According to one White House official, part of Obama’s goal for today’s session with Democratic Senators is to emphasize his “ongoing commitment” to working closely with lawmakers in formulating policy, to keep his hand in the process. This would include the budget but also other areas. Coming to Capitol Hill, in this sense, is symbolic of his intent to be involved with them on issues.

“He just wants to demonstrate that he understands their role but make the argument about why elements of his priorities — like health care, education reform and energy” — need to move, the official said. Obama wants to “talk about his desire to put aside politics and get things done,” which includes working closely “with Democrats and Republicans.”

Obama also plans to discuss his efforts to stabilize the financial markets and his multipronged approach to the problem.

Treasury Secretary Timothy Geithner on Tuesday spoke about the latest initiative, a proposal to allow the administration to take control of non-bank financial institutions before they get into big trouble and need to be bailed out.

Obama will not offer details of the potentially controversial plan, which he will craft in consultation with Congress, but he will be ready to take questions about it, officials say.

Obama expects to devote a substantial amount of time to answering Senators’ questions. And a lot of them will be about the budget, according to Congressional sources.

One senior Senate Democratic aide said the talk around the caucus is the Obama budget and plans by lawmakers to rein it in. “There are going to be things changed in the Senate budget” from what Obama proposed, the aide said.
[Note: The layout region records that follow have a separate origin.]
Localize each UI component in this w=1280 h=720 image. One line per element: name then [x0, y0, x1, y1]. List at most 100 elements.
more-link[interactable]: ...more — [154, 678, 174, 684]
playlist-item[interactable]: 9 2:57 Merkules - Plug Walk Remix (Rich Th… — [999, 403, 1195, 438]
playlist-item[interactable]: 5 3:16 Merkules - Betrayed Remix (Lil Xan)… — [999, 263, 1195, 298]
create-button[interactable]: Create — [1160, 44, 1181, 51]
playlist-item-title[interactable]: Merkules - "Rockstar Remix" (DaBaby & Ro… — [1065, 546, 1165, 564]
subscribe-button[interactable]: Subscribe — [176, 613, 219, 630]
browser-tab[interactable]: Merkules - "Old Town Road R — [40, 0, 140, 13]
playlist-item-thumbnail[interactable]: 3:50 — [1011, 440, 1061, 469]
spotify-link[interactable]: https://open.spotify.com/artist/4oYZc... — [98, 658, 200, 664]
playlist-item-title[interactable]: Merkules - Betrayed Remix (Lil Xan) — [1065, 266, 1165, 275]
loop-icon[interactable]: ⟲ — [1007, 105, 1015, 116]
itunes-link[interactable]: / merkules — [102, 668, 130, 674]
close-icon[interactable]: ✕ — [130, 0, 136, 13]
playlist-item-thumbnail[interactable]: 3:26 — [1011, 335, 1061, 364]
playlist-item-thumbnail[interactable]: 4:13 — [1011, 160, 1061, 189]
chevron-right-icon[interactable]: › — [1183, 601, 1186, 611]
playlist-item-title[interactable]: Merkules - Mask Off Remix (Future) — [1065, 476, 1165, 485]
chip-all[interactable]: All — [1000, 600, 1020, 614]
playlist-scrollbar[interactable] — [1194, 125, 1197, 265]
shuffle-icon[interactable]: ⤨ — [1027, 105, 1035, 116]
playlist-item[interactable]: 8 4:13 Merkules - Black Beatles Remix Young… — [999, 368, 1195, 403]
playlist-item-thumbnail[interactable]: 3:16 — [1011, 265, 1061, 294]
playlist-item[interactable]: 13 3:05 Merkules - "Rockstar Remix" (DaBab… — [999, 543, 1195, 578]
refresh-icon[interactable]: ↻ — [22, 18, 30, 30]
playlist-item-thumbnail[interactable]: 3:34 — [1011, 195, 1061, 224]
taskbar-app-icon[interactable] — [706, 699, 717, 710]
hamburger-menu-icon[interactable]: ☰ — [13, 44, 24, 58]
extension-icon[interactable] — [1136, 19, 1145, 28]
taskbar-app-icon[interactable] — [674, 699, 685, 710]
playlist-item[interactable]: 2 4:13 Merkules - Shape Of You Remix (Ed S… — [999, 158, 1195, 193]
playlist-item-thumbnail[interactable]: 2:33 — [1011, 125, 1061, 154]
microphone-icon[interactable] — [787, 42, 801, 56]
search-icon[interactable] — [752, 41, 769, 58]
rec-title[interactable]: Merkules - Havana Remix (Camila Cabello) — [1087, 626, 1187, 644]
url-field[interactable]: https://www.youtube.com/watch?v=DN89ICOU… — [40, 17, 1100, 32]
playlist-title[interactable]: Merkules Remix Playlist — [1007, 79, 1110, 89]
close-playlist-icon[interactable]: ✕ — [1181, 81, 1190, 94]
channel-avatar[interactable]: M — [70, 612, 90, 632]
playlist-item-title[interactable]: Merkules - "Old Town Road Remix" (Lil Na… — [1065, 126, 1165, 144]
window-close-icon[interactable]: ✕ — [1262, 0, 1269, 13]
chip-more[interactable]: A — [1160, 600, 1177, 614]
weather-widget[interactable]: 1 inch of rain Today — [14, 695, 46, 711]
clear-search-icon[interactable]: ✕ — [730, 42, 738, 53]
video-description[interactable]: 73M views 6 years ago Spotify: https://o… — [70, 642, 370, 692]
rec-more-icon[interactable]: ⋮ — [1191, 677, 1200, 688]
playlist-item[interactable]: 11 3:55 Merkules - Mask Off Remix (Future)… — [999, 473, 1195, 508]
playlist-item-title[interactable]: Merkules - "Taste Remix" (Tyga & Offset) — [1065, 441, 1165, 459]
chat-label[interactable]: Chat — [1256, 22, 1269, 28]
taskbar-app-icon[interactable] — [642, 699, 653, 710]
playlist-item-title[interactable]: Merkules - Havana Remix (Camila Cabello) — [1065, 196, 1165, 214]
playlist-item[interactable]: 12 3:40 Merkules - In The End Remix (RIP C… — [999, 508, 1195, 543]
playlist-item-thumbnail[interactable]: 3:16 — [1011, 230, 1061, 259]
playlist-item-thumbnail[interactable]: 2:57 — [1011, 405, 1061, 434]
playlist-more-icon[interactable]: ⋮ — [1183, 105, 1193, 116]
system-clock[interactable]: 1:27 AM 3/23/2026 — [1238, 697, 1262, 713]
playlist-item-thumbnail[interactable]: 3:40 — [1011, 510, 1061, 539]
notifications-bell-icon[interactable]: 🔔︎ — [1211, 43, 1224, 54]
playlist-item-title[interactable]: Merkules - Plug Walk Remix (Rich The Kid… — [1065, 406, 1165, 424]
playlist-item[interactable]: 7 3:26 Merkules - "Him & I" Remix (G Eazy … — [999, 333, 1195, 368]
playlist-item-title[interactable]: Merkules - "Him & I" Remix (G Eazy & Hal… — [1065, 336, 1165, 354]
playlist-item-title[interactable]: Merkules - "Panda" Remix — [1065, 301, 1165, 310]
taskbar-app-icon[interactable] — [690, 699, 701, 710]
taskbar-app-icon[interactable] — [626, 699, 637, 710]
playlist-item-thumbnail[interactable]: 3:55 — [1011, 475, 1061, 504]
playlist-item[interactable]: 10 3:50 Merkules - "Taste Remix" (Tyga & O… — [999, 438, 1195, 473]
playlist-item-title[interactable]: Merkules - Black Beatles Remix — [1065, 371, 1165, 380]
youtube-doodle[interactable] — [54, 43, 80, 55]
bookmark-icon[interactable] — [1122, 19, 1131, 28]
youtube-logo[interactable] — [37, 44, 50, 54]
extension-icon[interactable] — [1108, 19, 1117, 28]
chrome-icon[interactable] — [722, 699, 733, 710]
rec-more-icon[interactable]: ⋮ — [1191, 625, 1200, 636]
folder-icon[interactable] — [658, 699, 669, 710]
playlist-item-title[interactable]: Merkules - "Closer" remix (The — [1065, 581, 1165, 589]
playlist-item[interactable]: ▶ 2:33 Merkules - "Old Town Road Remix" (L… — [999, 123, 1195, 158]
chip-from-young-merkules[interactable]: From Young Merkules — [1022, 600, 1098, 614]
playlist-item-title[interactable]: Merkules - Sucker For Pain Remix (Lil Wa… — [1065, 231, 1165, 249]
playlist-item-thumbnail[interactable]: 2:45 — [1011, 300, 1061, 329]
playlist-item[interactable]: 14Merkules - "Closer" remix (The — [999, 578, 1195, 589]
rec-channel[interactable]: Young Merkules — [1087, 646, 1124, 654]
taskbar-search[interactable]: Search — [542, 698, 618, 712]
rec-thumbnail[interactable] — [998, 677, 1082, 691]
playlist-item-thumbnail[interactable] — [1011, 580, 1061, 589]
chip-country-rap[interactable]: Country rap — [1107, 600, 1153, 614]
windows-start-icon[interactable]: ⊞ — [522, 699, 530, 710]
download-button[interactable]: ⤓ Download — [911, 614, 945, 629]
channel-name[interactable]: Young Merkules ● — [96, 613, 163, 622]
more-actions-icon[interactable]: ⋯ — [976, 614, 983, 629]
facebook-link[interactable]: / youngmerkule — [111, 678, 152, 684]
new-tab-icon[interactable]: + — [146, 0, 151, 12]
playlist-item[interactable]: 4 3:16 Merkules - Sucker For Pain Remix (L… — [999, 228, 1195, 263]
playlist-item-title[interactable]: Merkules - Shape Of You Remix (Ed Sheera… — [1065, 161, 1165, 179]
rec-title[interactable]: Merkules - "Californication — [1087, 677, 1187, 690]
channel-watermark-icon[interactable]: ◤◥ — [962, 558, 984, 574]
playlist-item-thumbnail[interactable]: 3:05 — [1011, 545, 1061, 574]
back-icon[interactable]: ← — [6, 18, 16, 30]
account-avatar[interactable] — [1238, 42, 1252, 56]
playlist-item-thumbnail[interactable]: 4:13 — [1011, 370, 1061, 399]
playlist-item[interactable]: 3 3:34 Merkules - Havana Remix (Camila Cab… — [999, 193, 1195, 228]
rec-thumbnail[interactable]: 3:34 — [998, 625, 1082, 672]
Senators may look for a sense of Obama’s priorities in areas like education and health care to get some idea of what they might leave alone and what they might cut, he indicated.

One Senate Democratic leadership aide said Obama could expect a substantive discussion that includes “good give and take” on the budget, with lawmakers arguing for increased funds in some areas and cuts in others. In light of the latest CBO numbers, there may be pretty firm demands by some Senators for cuts, he added.

And Obama might want to note that Democrats are also trying to preserve his agenda even in the current fiscal climate, the aide suggested.

“I think what they’ll want to hear in part is him thanking the caucus for protecting his priorities in health care, education and energy while cutting the deficit in half,” the leadership aide said.

Another senior aide noted that Democrats are very supportive of Obama’s overall direction in areas like health, education and energy. “I expect he’ll get encouragement for not giving up and getting into a shell and not doing anything until the economy recovers,” he said.

Noting the anger directed recently at Geithner, this source said lawmakers also may express some concern that the message that righting the economy will take some time is not “being communicated as well as it could.”

Sen. Ben Nelson (D-Neb.) said he remains unconvinced that the budget as currently written is the right way to go but that he will likely withhold judgment on whether he will support the final package until the details are worked out.

Nelson said Tuesday that if the proposal includes greater curbs on spending it would be “heading in the right direction for me” and that he hopes Obama brings a message of greater fiscal restraint to today’s meeting.

The moderate Democrat hopes Obama talks about “less spending, stretching out priorities ... that would be refreshing.”

The president will also brief Senators today on the outlook for his trip to London next week where he will meet with leaders of the G-20 nations to discuss the global economy. Obama and his advisers are pushing Europe to adopt the type of stimulative measures that the United States has already put in place.

John Stanton contributed to this report.